Network engineering continued ...

 Network engineering continued ...

This is a continuation of the earlier posts starting with this one: http://ravinote.blogspot.com/2020/09/best-practice-from-networking.html

    1. The containerized image built must be registered in the hub so that it is made available everywhere. 

    1. There are many features on the container orchestration framework that the networking product can leverage to free itself from the concerns of the infrastructure. Some of these features are available via the SDK. Container technologies also evolve to keep pace with the Infrastructure as a service and cloud technologies.



  1. The type of features from the operator SDK used by a networking product depends on the automation within the container-specific operator specified by this product. If the product wants to take on more of the infrastructure routine from the container orchestration framework, it can certainly do so otherwise the operator and the framework enable it to do just the minimum.


  2. The parameters for the task are best described in the declarative syntax associated with the so-called custom resource required for these deployment operators 


  1. The number of tasks or their type depends on the application and can become sophisticated and customized. There is no restriction to this kind of automation 


  1. One of these features is metering and it works the same way as in the public cloud. The container orchestration framework allows this to be extended so that the product can write its own metric operator.


  1. The operators can be written in a variety of languages depending on the SDK, but a barebone application without heavy interpreters or compilers is preferred. Go language is used for these purposes and particularly in DevOps. 

Monday, December 21, 2020

Network engineering continued ...

This is a continuation of the earlier posts starting with this one: http://ravinote.blogspot.com/2020/09/best-practice-from-networking.html

      1. Different containerization technologies have a proprietary format and semantics for the storage application to use. The most critical aspect of these for say storage servers has been networking because the nodes often scale-out and the nodes need to be declared to the containers for proper connectivity. NAS storage is not going away if hard drives continue to be nearline storage.  

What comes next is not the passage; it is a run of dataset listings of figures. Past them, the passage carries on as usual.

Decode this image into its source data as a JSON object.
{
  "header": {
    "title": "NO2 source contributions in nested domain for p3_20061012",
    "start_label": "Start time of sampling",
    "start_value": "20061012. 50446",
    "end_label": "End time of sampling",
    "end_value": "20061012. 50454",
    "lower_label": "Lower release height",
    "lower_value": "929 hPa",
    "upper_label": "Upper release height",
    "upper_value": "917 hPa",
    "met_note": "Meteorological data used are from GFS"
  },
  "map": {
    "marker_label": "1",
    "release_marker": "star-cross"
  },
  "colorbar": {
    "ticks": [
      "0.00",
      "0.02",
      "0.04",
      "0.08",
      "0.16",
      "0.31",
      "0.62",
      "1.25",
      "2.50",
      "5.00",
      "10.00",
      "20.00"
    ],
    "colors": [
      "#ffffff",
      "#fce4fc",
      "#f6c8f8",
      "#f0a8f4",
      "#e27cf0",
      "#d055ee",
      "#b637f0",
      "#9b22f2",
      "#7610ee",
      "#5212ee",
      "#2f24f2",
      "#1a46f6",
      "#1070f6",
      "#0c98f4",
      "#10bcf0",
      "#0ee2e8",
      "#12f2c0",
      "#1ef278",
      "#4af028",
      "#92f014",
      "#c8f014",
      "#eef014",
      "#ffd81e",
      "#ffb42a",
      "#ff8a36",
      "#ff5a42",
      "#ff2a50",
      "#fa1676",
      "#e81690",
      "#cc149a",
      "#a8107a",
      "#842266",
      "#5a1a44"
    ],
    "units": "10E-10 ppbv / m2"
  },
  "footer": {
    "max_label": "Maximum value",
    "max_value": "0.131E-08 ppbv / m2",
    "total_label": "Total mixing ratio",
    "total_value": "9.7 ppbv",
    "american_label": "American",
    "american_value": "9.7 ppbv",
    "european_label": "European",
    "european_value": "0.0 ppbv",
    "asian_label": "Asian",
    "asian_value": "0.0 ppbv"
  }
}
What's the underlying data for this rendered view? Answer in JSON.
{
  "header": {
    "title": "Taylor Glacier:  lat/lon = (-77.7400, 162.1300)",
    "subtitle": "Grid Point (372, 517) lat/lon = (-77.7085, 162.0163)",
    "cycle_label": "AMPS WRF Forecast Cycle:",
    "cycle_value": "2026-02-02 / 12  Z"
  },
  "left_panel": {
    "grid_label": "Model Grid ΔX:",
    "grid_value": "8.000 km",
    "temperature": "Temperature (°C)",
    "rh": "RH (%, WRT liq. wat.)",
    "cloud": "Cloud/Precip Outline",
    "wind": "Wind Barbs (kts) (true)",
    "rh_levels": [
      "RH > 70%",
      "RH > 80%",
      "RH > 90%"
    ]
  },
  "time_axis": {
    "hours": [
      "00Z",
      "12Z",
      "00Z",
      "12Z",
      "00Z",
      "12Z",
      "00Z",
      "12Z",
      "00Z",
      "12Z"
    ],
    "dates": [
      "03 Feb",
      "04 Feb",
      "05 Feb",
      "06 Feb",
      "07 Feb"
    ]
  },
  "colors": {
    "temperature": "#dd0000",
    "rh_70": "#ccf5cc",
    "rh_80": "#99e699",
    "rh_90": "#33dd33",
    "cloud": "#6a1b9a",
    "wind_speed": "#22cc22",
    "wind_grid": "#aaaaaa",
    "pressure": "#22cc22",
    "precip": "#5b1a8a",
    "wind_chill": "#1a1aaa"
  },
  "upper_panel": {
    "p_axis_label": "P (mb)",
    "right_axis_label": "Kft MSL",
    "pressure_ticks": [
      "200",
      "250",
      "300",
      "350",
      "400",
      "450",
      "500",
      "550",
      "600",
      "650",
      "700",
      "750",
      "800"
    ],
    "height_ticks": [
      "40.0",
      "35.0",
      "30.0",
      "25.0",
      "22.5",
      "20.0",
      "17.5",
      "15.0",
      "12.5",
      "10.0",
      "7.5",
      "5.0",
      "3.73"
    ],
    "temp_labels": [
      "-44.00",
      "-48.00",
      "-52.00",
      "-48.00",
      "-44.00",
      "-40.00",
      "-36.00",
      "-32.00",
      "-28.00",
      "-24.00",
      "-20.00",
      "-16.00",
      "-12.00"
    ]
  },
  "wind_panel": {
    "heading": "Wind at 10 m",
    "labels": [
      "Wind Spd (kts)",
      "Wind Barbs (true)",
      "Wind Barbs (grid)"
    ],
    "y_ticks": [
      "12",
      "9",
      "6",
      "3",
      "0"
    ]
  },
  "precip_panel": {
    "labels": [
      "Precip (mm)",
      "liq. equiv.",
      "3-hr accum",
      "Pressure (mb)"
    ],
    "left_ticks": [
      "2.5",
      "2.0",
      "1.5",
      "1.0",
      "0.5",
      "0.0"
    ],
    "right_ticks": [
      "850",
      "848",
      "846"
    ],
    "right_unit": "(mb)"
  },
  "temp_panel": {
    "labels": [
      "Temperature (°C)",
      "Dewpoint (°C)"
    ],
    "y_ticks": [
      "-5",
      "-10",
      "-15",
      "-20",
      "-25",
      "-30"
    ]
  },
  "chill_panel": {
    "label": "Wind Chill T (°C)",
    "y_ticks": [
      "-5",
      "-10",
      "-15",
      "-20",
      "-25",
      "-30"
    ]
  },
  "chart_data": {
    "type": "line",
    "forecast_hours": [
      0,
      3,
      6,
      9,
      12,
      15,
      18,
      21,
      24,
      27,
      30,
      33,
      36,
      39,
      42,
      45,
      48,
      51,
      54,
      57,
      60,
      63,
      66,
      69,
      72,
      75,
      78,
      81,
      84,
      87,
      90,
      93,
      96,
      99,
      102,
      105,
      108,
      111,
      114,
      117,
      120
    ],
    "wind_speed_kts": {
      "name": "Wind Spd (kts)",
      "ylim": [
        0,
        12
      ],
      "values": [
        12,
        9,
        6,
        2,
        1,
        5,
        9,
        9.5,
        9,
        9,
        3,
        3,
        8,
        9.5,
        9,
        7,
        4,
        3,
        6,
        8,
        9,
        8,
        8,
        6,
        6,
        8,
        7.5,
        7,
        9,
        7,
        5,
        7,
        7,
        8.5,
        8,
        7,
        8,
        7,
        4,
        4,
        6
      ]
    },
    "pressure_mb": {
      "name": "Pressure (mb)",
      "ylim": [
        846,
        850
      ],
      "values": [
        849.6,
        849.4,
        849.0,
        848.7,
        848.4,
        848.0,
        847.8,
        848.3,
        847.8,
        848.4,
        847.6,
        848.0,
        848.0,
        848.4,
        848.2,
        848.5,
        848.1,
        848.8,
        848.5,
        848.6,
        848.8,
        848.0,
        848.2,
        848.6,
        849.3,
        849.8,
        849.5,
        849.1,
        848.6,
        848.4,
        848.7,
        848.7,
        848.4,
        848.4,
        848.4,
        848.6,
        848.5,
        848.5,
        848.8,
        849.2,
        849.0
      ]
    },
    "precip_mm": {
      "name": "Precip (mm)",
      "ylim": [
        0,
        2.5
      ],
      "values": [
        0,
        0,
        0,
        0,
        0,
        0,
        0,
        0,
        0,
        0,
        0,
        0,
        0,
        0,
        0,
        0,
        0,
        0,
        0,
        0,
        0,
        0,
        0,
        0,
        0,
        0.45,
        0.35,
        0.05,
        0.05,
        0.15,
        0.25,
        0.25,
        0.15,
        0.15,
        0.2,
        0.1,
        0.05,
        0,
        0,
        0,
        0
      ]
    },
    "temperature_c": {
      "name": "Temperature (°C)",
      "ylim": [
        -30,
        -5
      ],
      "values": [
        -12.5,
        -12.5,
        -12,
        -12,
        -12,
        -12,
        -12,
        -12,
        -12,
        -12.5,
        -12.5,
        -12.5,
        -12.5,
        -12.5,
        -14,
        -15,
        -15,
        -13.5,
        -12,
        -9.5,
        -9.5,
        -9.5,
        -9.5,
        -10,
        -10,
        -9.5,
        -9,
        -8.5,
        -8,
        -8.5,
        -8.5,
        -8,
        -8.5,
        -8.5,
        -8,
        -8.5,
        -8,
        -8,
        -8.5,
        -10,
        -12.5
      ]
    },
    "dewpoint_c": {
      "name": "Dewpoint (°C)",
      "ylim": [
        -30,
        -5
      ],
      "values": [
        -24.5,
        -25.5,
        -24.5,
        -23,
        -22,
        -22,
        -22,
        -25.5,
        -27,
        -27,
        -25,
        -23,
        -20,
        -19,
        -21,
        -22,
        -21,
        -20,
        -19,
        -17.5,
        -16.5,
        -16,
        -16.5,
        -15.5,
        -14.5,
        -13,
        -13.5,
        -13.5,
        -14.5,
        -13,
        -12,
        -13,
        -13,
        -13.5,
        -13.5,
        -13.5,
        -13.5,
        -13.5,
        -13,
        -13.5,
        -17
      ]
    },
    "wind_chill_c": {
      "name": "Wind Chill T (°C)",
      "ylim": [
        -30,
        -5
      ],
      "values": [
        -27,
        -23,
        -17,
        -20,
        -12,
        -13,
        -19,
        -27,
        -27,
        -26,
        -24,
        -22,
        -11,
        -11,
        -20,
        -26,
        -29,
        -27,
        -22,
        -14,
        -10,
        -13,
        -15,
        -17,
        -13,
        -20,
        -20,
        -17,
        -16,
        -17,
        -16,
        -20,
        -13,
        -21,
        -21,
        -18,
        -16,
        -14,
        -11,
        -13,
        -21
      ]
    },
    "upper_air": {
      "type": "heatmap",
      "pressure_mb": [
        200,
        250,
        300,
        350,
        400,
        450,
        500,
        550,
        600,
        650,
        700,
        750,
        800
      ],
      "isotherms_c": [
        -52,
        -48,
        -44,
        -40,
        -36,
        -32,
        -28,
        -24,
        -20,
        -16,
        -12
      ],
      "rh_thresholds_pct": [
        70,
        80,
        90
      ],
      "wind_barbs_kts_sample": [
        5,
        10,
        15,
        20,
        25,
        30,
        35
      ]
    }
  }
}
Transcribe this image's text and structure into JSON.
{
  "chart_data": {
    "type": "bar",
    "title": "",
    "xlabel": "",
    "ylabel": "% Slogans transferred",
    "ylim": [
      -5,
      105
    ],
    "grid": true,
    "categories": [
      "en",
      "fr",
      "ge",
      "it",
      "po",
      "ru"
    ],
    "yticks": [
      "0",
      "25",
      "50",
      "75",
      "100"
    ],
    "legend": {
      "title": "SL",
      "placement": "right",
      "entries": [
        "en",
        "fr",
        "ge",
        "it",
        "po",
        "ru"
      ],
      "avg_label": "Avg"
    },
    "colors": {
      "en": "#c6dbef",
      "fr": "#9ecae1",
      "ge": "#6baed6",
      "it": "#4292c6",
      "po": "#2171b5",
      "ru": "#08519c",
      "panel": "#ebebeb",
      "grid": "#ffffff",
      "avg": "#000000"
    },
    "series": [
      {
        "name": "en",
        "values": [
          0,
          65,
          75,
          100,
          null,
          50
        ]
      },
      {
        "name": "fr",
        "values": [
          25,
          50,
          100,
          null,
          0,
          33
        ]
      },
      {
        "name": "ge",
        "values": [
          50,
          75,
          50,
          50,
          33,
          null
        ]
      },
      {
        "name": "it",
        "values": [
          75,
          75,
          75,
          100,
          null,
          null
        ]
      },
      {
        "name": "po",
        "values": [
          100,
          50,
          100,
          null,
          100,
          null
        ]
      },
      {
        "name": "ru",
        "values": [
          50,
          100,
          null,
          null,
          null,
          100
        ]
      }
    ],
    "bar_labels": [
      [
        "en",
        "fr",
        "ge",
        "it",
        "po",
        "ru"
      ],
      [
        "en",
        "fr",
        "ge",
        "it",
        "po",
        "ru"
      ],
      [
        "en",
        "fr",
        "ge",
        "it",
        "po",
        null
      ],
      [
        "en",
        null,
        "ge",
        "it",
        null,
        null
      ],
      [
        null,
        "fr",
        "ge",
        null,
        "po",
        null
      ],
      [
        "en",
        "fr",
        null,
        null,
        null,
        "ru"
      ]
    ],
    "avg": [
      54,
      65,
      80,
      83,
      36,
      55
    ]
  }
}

      1. These same containerization technologies allow any storage or networking services to be deployed as images. This is very helpful to run the same image across a variety of hosts without having to recompile and build the package. 


      1. Such an image needs to be built with the help of declared dependencies for the service often called custom resources in the containerization parlance and a logic to reconcile the state of the deployment with the intended declarations. This process is often aided by the sdk from the containerization technology. 


      1. The sdk from containers can also help with the scaffolding code generation for use with the service to build and deploy the service as an image. This code is called an operator 


      1. The operator used to build and deploy the server as an image for the container is usually one per product. The flavors of the product and its releases can be detailed in the definitions for the same operator.